A Clockwork Orange: The Prophecy is the first documentary about Anthony Burgess to have been made for 25 years. The film has been broadcast by ARTE, the pan-European public service channel dedicated to cultural programming. It is co-directed by Elisa Mantin and Benoit Felici.
Anthony Burgess on Screen
Burgess was no stranger to television, both as a subject and presenter. His induction into the world of factual programming came in May 1963, when he appeared in a documentary by Christopher Burstall titled Sex in Literature. Burgess and his first wife Lynne were filmed at their home in Etchingham, Sussex, and he read a bawdy passage from his novel, Inside Mr Enderby.
In 1965 he presented his own script for Silence, Exile and Cunning, a documentary about James Joyce, produced for the BBC’s Monitor series. In the film, again directed by Burstall, Burgess travelled to Dublin, retracing the footsteps of Joyce and his fictional characters, such as Leopold and Molly Bloom, in locations from the novel Ulysses. It is a serious piece of television, and Burgess improvises to camera with authority and clarity.

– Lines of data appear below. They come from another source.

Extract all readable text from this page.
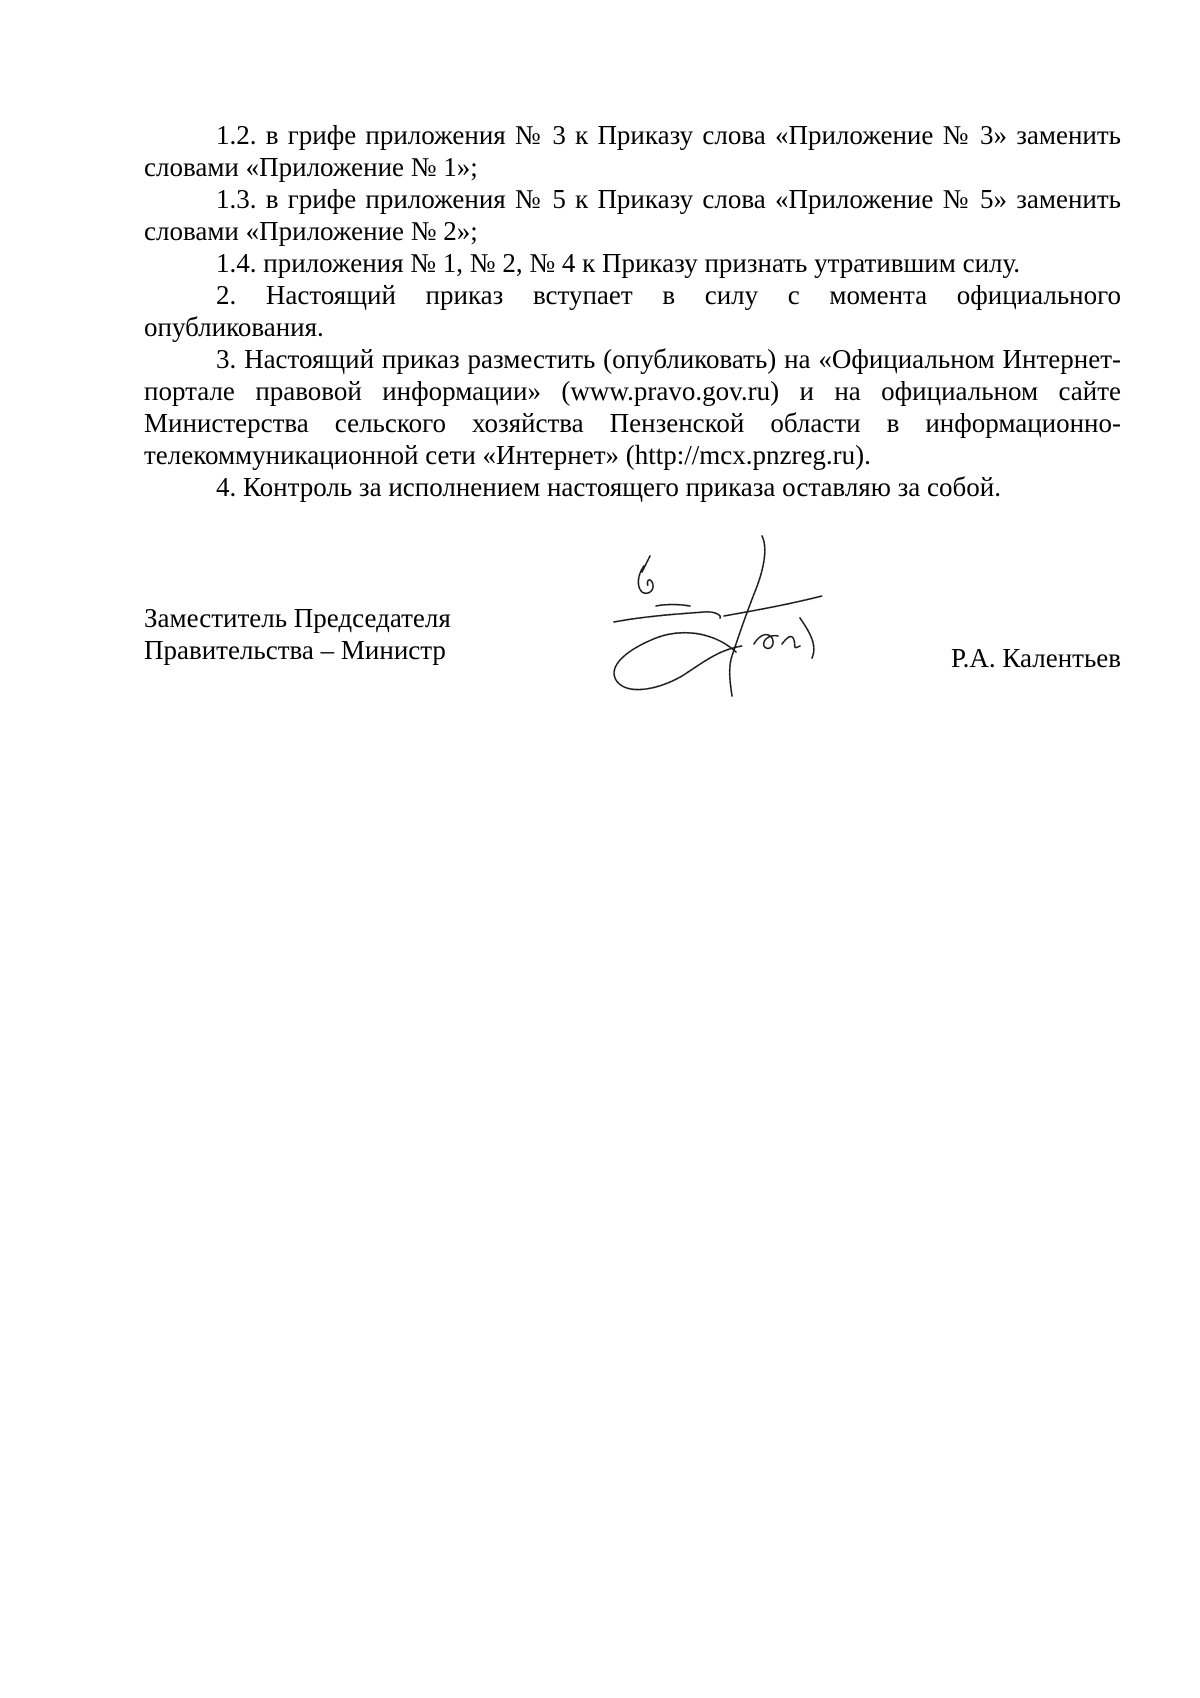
1.2. в грифе приложения № 3 к Приказу слова «Приложение № 3» заменить словами «Приложение № 1»;

1.3. в грифе приложения № 5 к Приказу слова «Приложение № 5» заменить словами «Приложение № 2»;

1.4. приложения № 1, № 2, № 4 к Приказу признать утратившим силу.

2. Настоящий приказ вступает в силу с момента официального опубликования.

3. Настоящий приказ разместить (опубликовать) на «Официальном Интернет-портале правовой информации» (www.pravo.gov.ru) и на официальном сайте Министерства сельского хозяйства Пензенской области в информационно-телекоммуникационной сети «Интернет» (http://mcx.pnzreg.ru).

4. Контроль за исполнением настоящего приказа оставляю за собой.

Заместитель Председателя
Правительства – Министр	Р.А. Калентьев
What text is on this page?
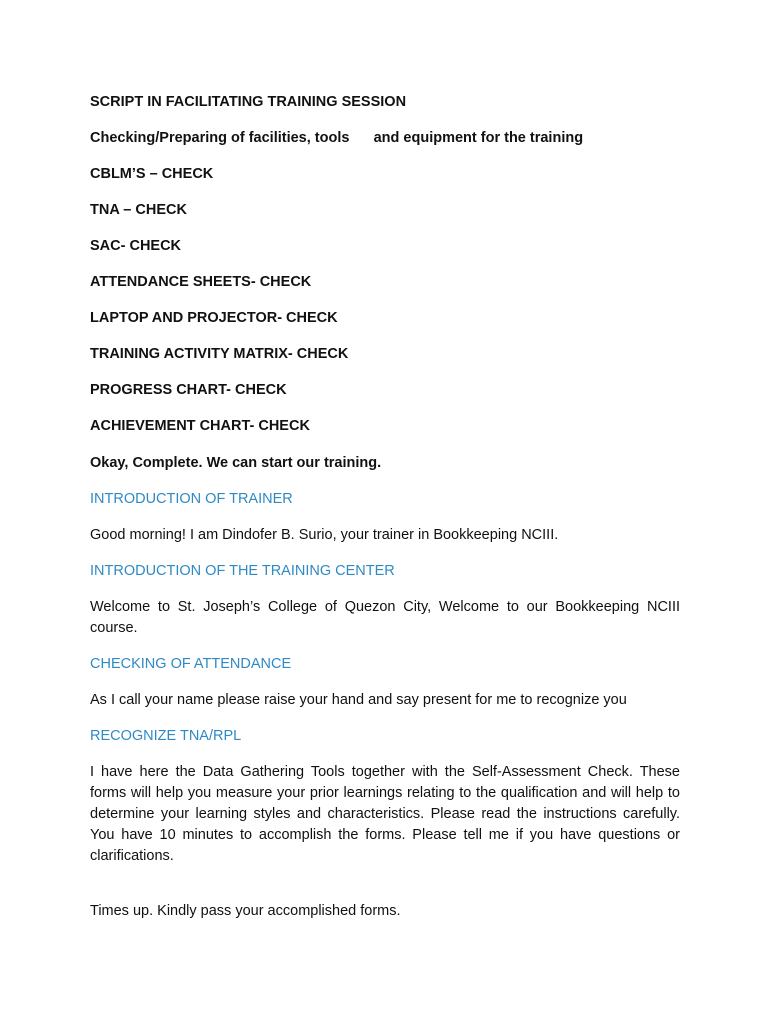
SCRIPT IN FACILITATING TRAINING SESSION

Checking/Preparing of facilities, tools      and equipment for the training

CBLM’S – CHECK

TNA – CHECK

SAC- CHECK

ATTENDANCE SHEETS- CHECK

LAPTOP AND PROJECTOR- CHECK

TRAINING ACTIVITY MATRIX- CHECK

PROGRESS CHART- CHECK

ACHIEVEMENT CHART- CHECK

Okay, Complete. We can start our training.

INTRODUCTION OF TRAINER

Good morning! I am Dindofer B. Surio, your trainer in Bookkeeping NCIII.

INTRODUCTION OF THE TRAINING CENTER

Welcome to St. Joseph’s College of Quezon City, Welcome to our Bookkeeping NCIII course.

CHECKING OF ATTENDANCE

As I call your name please raise your hand and say present for me to recognize you

RECOGNIZE TNA/RPL

I have here the Data Gathering Tools together with the Self-Assessment Check. These forms will help you measure your prior learnings relating to the qualification and will help to determine your learning styles and characteristics. Please read the instructions carefully. You have 10 minutes to accomplish the forms. Please tell me if you have questions or clarifications.

Times up. Kindly pass your accomplished forms.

Other documentaries followed on subjects such as Rome (Anthony Burgess’s Rome, 1976); Ernest Hemingway (Grace Under Pressure, 1978); his home city of Manchester (Celebration: Burgess in Manchester, 1980); the last days of the British Empire in Malaya (A Kind of Failure, 1981); James Joyce and Igor Stravinsky (Make it New, 1982); and D.H. Lawrence (The Rage of D.H. Lawrence, 1985).
Burgess was also the subject of documentaries, beginning in 1971 with a BBC film shot on location in Rome, directed by the writer Nigel Williams. A later film, Burgess at Seventy, directed by Kevin Jackson and presented by Russell Davies, follows Burgess to Venice for a production of his opera, Oberon. This programme includes interviews with other notable writers such as Martin Amis and Paul Theroux.
Kevin Jackson returned to Burgess in a two-hour documentary, The Burgess Variations, broadcast in 1999. He wrote to Liana Burgess to outline the idea: ‘By taking Burgess’s passion for music — from the pub piano and popular songs of his childhood to the classical universality of Beethoven, from the genius of Mozart to Burgess’s own compositions — we would map out his life in chronological sequence but divide it into thematic sections (something like Elgar’s Enigma Variations).’ The film provides a detailed exploration of Burgess’s life and work.
A Clockwork Orange: The Prophecy
A Clockwork Orange: The Prophecy, is the first new documentary to focus on Burgess since The Burgess Variations in 1999. Drawing on archive footage, startling new animations, and interviews with major cultural figures, this documentary reconsiders the 60-year history of A Clockwork Orange as a novel, film, stage play and cultural influence.
The programme begins with Burgess’s unfinished manuscript, ‘The Clockwork Condition’, discovered in the archive of the Burgess Foundation in 2019. In the manuscript, Burgess considers the role of violence in modern-day society, and attempts to defend his novel against accusations that it celebrates or glorifies anti-social behaviour.
The documentary also analyses the relevance of the novel in today’s cultural milieu, with contributions from leading artists such as novelist Will Self, theatre director Alexandra Spencer-Jones, and Campino, the vocalist of the German punk band Die Toten Hosen. To highlight the ongoing importance of A Clockwork Orange, the dissident artist Ai Weiwei connects the novel’s depiction of a totalitarian state to his own experience of being detained without charge by the Chinese government.
A Clockwork Orange: The Prophecy was partly filmed at the International Anthony Burgess Foundation in Manchester, and it includes new footage of the city at night, bringing the novel back to the streets which shaped it.
The directors of the film are Elisa Mantin and Benoit Felici.
Elisa Mantin has been making television documentaries for more than 30 years. Her previous subjects include Salman Rushdie, John Berger, Roberto Saviano and Colette. In 1997 she directed a 45-minute programme about Anthony Burgess for the French TV series Un siècle d'écrivains. She is an honorary patron of the Burgess Foundation.
Benoit Felici’s previous films include: Unfinished Italy, an exploration of Italy’s modern-day ruins; The Real Thing, a film about architectural replicas of national monuments around the world; and a film about the Italian painter Giuseppe Arcimboldo, famous for his portraits consisting of vegetables and other inanimate objects.
A Clockwork Orange: The Prophecy has been released in French and German on ARTE, and a Spanish version is scheduled for broadcast. We hope that the English-language version of the documentary will soon find a distributor in the UK and US.